Meet the team
Professor Igor Bray
Professor Bray is a world-leader in the field of atomic collision theory, an excellent science communicator and a big-picture thinker, a combination of skills that has made him a great advocate and prominent speaker for science and science policy at local, national and international levels.
Professor Alisher Kadyrov
Professor Kadyrov’s research delves into the interactions between atoms, molecules and subatomic particles, exploring the dynamics of scattering phenomena and the behaviour of few-body systems. His work has shed light on the mechanisms of nuclear astrophysical reactions and the formation of elements during the early stages of the universe.
Professor Dmitry Fursa
Prof Fursa works in the field of computational modelling of quantum reaction processes and has worked at Curtin University since 2007, where he conducts an active research program, teaches several undergraduate units, and supervises undergraduate and PhD students.
Professor Craig Buckley
Professor Craig Buckley is a John Curtin Distinguished Professor in Physics and Astronomy and is a Fellow of the Australian Institute of Physics. He has published over 200 scientific papers in peer reviewed journals, which have attracted over 6525 citations.
A/Prof Nigel Marks
A/Prof Nigel Marks is a material scientist with a long standing interest in atomistic computer simulation. His other research interests include self-assembly in carbon, radiation damage in solids, semiconductor nanostructures and chemical effects due to beta-decay.
Dr Marcin Glowacki
Marcin is a postdoc working at Curtin University as part of the CRAFT survey (Commensal Real-time ASKAP Fast Transients) working with the Australian Square Kilometre Array Pathfinder (ASKAP) telescope. He works on the detection and localisation of fast radio bursts (FRBs), rare extragalactic and extremely bright radio events on millisecond timescales we do not yet understand.
Dr Gemma Anderson
Gemma Anderson is an observational astronomer based at Curtin University whose particular interests include the multi-wavelength study of astronomical explosions known as transients. She uses Australian radio telescopes to automatically and rapidly trigger observations of new transient events to study their earliest emitted radio light.
Dr Arash Bahramian
Dr Arash Bahramian is a lecturer at Curtin Institute of Radio Astronomy. He is primarily interested in characteristics of stellar-mass black holes and neutron stars, and their population in our Galaxy. He looks for and studies these objects through observations across the electromagnetic spectrum.

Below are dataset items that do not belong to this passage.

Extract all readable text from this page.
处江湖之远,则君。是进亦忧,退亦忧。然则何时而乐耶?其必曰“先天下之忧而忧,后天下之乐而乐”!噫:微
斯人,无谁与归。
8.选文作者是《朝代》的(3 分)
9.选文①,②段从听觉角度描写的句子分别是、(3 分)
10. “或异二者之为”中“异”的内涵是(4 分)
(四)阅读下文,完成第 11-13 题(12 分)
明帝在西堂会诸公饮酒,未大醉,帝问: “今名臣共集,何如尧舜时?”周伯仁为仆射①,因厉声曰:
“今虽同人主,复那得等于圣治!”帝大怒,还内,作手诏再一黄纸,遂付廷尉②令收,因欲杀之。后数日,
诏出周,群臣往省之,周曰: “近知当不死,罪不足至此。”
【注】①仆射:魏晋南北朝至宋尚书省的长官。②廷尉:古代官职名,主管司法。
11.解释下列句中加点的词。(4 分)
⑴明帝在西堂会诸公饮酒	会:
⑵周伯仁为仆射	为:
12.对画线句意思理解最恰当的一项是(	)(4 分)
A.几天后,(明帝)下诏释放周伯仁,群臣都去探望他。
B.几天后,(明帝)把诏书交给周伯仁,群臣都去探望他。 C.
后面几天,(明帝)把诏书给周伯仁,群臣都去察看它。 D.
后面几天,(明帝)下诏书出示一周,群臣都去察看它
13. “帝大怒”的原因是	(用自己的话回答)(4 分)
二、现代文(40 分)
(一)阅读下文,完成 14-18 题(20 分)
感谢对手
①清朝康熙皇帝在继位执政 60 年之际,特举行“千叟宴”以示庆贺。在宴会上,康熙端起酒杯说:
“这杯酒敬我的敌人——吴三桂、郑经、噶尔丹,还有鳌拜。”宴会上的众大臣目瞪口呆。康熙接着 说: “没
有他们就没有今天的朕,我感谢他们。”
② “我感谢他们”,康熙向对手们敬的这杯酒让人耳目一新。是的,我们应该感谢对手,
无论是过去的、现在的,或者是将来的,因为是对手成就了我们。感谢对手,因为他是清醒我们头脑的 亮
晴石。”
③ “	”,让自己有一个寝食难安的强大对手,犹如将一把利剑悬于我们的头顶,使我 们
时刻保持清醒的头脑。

Professor James Miller-Jones
James is an expert in jets and accretion physics, working on jet launching around accreting stellar-mass compact objects, both in Galactic X-ray binaries and in ultraluminous X-ray sources in nearby galaxies.
Associate Professor Natasha Hurley-Walker
Natasha works at the Curtin University node of the International Centre for Radio Astronomy Research, and helped to commission the low-frequency SKA precursor radio telescope, the Murchison Widefield Array (MWA), located in outback Western Australia. She specialises in developing new pipelines and algorithms for radio astronomy data processing, and searching the data for new discoveries.
Dr Nichole Barry
Physicist masquerading as an astronomer. Working with some of the world’s largest interferometers to measure some of the Universe’s faintest signals. Using sound analysis to perform statistical reconstruction of the birth of the first stars.
Dr Sam McSweeney
Coming soon
Dr Clancy James
Clancy is a postdoctoral research fellow working at the interface between transient radio astronomy and astroparticle physics. His research interests include cosmic rays, neutrinos, and fast radio transients.